Back in the summer of 2012, as ministers advised people to work from home during the Olympics to reduce congestion, Boris Johnson urged resistance. Denouncing the practice as a "skiver’s paradise", he declared: "Some people will see the Games as an opportunity to work from home, in inverted commas. We all know that is basically sitting wondering whether to go down to the fridge to hack off that bit of cheese before checking your emails again. I don’t want to see too many of us doing that."
Nor was this mere flippancy from the mayor. He added that working from home was "greatly overrated" and that "In my opinion people need to get in. They need to meet each other and they need to exchange ideas in an office environment."
But it seems that Boris isn't prepared to practice what he preaches. In an interview with me in this week's NS, Ken Livingstone reveals that disgruntled Tories on the London Assembly have told him that the mayor plans to start working from home on Fridays. He said:
What I find interesting is that almost all the dirt I get on Boris comes from the Tory members on the [London] Assembly. They're really angry because he's decided he's going to start working from home on Fridays.
When I spoke Boris's official spokesman, he told me: "Unlike Mr Livingstone, this mayor has no plans to work from home on Fridays. Unlike Mr Livingstone, this mayor's focus is on jobs and growth, infrastructure investment, housebuilding and crime. That has delivered Crossrail, the Northern Line extension, 150,000 apprenticeships, an 11 per cent fall in crime and more affordable homes, over 70,000 so far, than Mr Livingstone ever built."
But he conceded that Boris had "occasionally" worked from home before again accusing Livingstone of hypocrisy.
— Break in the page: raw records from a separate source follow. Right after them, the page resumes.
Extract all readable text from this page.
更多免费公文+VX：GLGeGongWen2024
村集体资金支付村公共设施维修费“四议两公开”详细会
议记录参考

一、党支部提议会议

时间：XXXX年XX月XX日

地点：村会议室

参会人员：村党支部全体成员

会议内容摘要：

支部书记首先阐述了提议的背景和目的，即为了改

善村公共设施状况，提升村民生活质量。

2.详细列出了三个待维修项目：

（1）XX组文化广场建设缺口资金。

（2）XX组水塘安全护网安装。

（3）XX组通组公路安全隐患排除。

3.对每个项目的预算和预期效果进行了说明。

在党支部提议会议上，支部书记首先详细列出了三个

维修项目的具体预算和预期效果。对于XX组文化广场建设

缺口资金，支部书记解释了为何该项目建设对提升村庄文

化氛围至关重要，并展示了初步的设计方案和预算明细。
Another mayoral source said: "These are the tired ratings of someone who lost two elections to Boris. His views are total guff; Livingstone was often absent on a Friday." But regardless of whether that is true, Boris, thanks to his earlier comments, is himself open to the charge of hypocrisy.
And whether working from home involves completing his planned biography of Churchill, plotting to stop George Osborne getting his hands on the Conservative leadership, or just gorging on cheese from the fridge, the revelation will only enhance the impression that he is a part-time mayor. One source close to City Hall said that he had "never known the place to be so quiet".